Experiments were conducted to explore the feasibility of employing the storage iron compounds, hemosiderin and ferritin, as indicators for the detection and quantitation of spleen added to ground beef.

Weighed amounts of ground beef and a composite spleen homogenate were combined to yield products with 0, 2.5, 5 and 10 percent spleen. A graded series was prepared at each of three fat levels.

A quantitative procedure based on the organ specificity and insolubility of hemosiderin was tested. The soluble iron forms were removed by saline extraction and centrifugation. Any iron remaining in the residue was assumed to be hemosiderin iron.

The retained iron was extracted by acid hydrolysis and quantitated colorimetrically with ferrozine and by atomic absorption. The residues from unadulterated samples held less than 4 μg Fe/g original sample. Insoluble iron increased linearly (Slope = 4.83) as the level of spleen in the product increased. The fat content of the products had little effect on the quantitation of added spleen.
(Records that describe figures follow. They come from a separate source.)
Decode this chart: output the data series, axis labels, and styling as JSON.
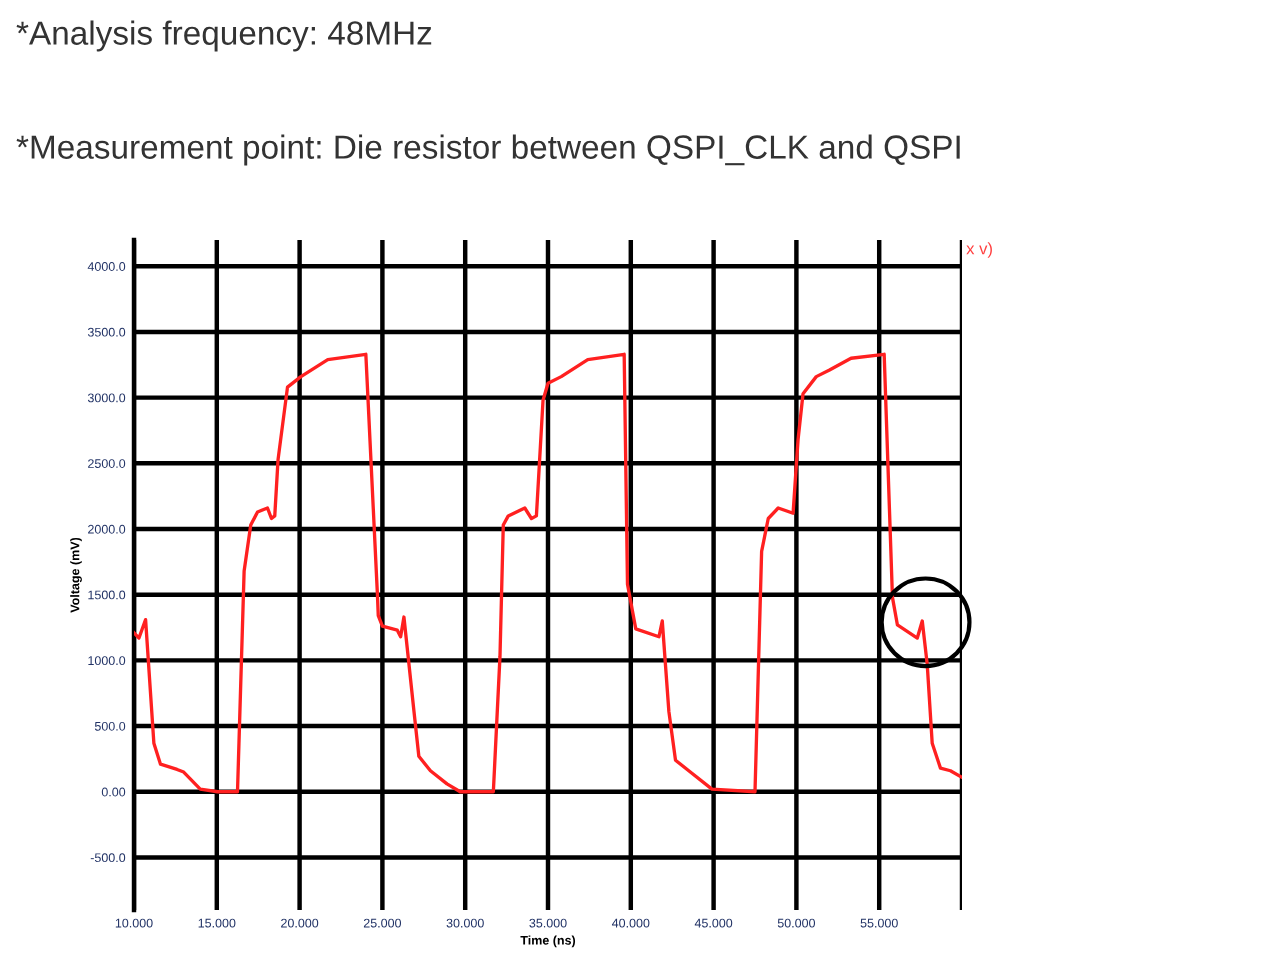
{
  "chart_data": {
    "type": "line",
    "title": "*Analysis frequency: 48MHz",
    "subtitle": "*Measurement point: Die resistor between QSPI_CLK and QSPI",
    "xlabel": "Time (ns)",
    "ylabel": "Voltage (mV)",
    "xlim": [
      10,
      60
    ],
    "ylim": [
      -900,
      4200
    ],
    "xticks": [
      {
        "value": 10,
        "label": "10.000"
      },
      {
        "value": 15,
        "label": "15.000"
      },
      {
        "value": 20,
        "label": "20.000"
      },
      {
        "value": 25,
        "label": "25.000"
      },
      {
        "value": 30,
        "label": "30.000"
      },
      {
        "value": 35,
        "label": "35.000"
      },
      {
        "value": 40,
        "label": "40.000"
      },
      {
        "value": 45,
        "label": "45.000"
      },
      {
        "value": 50,
        "label": "50.000"
      },
      {
        "value": 55,
        "label": "55.000"
      },
      {
        "value": 60,
        "label": null
      }
    ],
    "yticks": [
      {
        "value": -500,
        "label": "-500.0"
      },
      {
        "value": 0,
        "label": "0.00"
      },
      {
        "value": 500,
        "label": "500.0"
      },
      {
        "value": 1000,
        "label": "1000.0"
      },
      {
        "value": 1500,
        "label": "1500.0"
      },
      {
        "value": 2000,
        "label": "2000.0"
      },
      {
        "value": 2500,
        "label": "2500.0"
      },
      {
        "value": 3000,
        "label": "3000.0"
      },
      {
        "value": 3500,
        "label": "3500.0"
      },
      {
        "value": 4000,
        "label": "4000.0"
      }
    ],
    "grid": true,
    "legend": false,
    "marker": "none",
    "line_style": "solid",
    "annotations": [
      "x v)"
    ],
    "series": [
      {
        "color": "#ff2020",
        "x": [
          10.0,
          10.3,
          10.7,
          11.2,
          11.6,
          12.6,
          13.0,
          14.0,
          15.05,
          16.25,
          16.65,
          17.05,
          17.46,
          18.06,
          18.3,
          18.5,
          18.7,
          19.27,
          20.08,
          21.7,
          24.0,
          24.7,
          24.75,
          25.0,
          25.9,
          26.1,
          26.3,
          26.9,
          27.2,
          27.9,
          28.9,
          29.7,
          31.7,
          32.1,
          32.3,
          32.6,
          33.6,
          34.0,
          34.3,
          34.7,
          35.0,
          35.8,
          37.4,
          39.6,
          39.8,
          40.3,
          41.7,
          41.9,
          42.3,
          42.7,
          43.5,
          44.9,
          47.5,
          47.9,
          48.3,
          48.9,
          49.8,
          50.1,
          50.4,
          51.2,
          52.0,
          53.3,
          55.3,
          55.8,
          56.1,
          57.3,
          57.6,
          57.9,
          58.2,
          58.7,
          59.3,
          60.0
        ],
        "values": [
          1210,
          1170,
          1310,
          370,
          210,
          170,
          150,
          20,
          0,
          0,
          1680,
          2030,
          2130,
          2160,
          2080,
          2100,
          2530,
          3080,
          3160,
          3290,
          3330,
          1500,
          1340,
          1260,
          1230,
          1180,
          1330,
          620,
          270,
          160,
          60,
          0,
          0,
          1030,
          2030,
          2100,
          2160,
          2080,
          2100,
          2980,
          3110,
          3160,
          3290,
          3330,
          1580,
          1240,
          1180,
          1300,
          610,
          240,
          160,
          20,
          0,
          1830,
          2080,
          2160,
          2120,
          2680,
          3030,
          3160,
          3210,
          3300,
          3330,
          1480,
          1270,
          1170,
          1300,
          970,
          370,
          180,
          160,
          110
        ]
      }
    ]
  }
}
A qualitative spot test based on the solubility and heat stability of ferritin was investigated. Protein pellets prepared from unadulterated samples maintained a white to grey-white color after Prussian blue iron staining. Pellets from spleen-added samples developed a blue color. The amount and intensity of blue increased as the amount of spleen in the product increased.

A presumptive test was performed by applying Prussian blue directly to the raw products. The spleen-added products developed a blue color.